No meu carro, já com uma mão no volante e a outra na chave, pronta para dar a ignição, eu paro e penso um pouco. Questiono-me se deveria mesmo estar fazendo isso. Se não faria um papel ridículo ao ir atrás dele, depois dele ter me empurrado para fora de sua vida da maneira que fez, há tão poucos meses.

Ele é um homem casado agora. Eu sinto que ele seria capaz de me fazer uma proposta indecente, como de não deixar Rita e me manter como a outra. E não sei se seria forte o bastante para dizer não.

O amo como nunca amei ninguém. Pensei que já havia estado apaixonada antes, mas o que sinto agora me fez ver, que daqueles outros homens, eu apenas gostei. No máximo, eu gostei.

Tentei me distrair de todas as formas. Festas, bebidas, viagens, até novos homens. Mas cada beijo que eu recebia me fazia lembrar do quanto os dele são melhores.

Cheguei à conclusão de que preciso dele. Sei que talvez me rejeite de novo. E sei que isso doerá insuportavelmente. Mas pode ser que ele ainda me queira. E nunca vou saber, se não correr o risco.

Por fim, engulo meu resto de orgulho, e ignorando a este fio de insegurança, giro a chave.

— Boa tarde, madame. Procurando algo em especial? — Um funcionário pergunta, assim que ponho os pés na loja.

— O Sr. Wonka já chegou?

— Não sei dizer, acabei de chegar para o meu turno.

— Tudo bem, então eu... — Antes que eu conclua a frase, dizendo ao rapaz que perguntarei a outro, Willy passa por nós, distraído com um papel em suas mãos, sobe para o escritório e fecha a porta.

Peço licença ao jovem e me dirijo às escadas. Dou uma última olhada no espelho que trouxe na bolsa, e entro sem bater na porta, a fecho, e apoio minhas costas nela.

Ele, que estava retirando um livro de contabilidade da estante, vira-se na minha direção ao ouvir o som da fechadura.
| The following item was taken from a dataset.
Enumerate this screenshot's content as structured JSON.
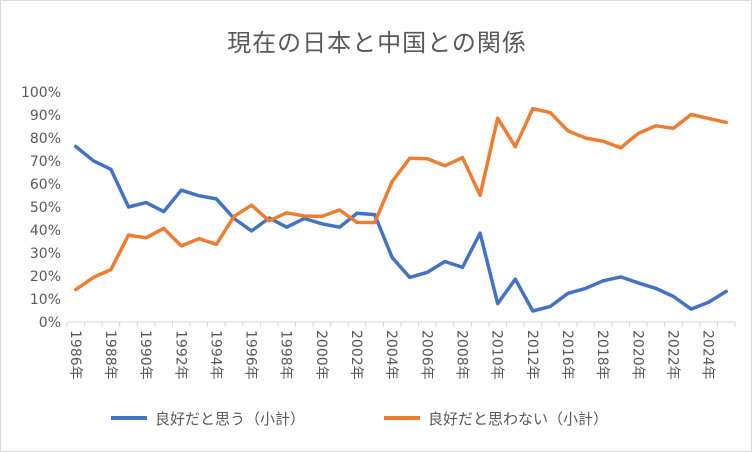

— Bette? — Ele pergunta, surpreso ao me ver. Eu dou um passo a frente.

— A primeira e única. — Ele dá um sorriso torto.

— Veio para me matar? — Pergunta, bem humorado. Eu me aproximo dele e ponho os braços sobre seus ombros.

— Vim recuperar o que é meu. — Ele me encara calado. Eu deslizo a mão de seu peito a seu ombro, daí para o pescoço e o rosto. Acaricio a pele macia de sua face e roço o polegar em seus lábios suavemente. Eu o abraço, encosto a cabeça em seu peito e ouço as batidas de seu coração. — Quero que volte para mim. — Digo, e depois de alguns segundos volto a olhar para ele. Nos fitamos calados até que eu ponho a mão atrás de sua cabeça e o puxo para um beijo. — Volta? — Ele balança a cabeça positivamente. Eu sorrio largamente.

— Bem, eu... venho pensando em me divorciar de Rita há meses, e agora você me deu um bom motivo para isso. Pedirei hoje mesmo.

— Faça isso. E volte a viver comigo, enquanto espera a conclusão do processo de divórcio. Não vai querer ficar na mesma casa que ela.

— É uma boa ideia. Mas terei de levar duas crianças.

— Há espaço para todos. E seus filhos são uns doces.

— Está bem, então irei.

— Esperarei ansiosa. — Beijo-o novamente. — Eu te amo, meu chocolateiro. — Ele sorri e acaricia meu rosto.

— Eu senti sua falta, quarentona. — Eu sorrio ao ouvir esse apelido novamente, e ele me dá um beijo na testa. — Tenho que ir agora, tá?

— Tá. Até amanhã?

— Até amanhã. — Ele me dá um beijo no rosto. — Vem, eu te acompanho até a porta.

Ele abre a porta e espera que eu saia. Nós descemos de mãos dadas.

— Tchau. — ele diz, baixinho, com seu jeitinho meio tímido que eu tanto adoro.

Eu me aproximo dele, me ponho nas pontas dos pés, coloco um braço atrás de seu pescoço e o puxo para um beijo demorado, perante todos os seus funcionários.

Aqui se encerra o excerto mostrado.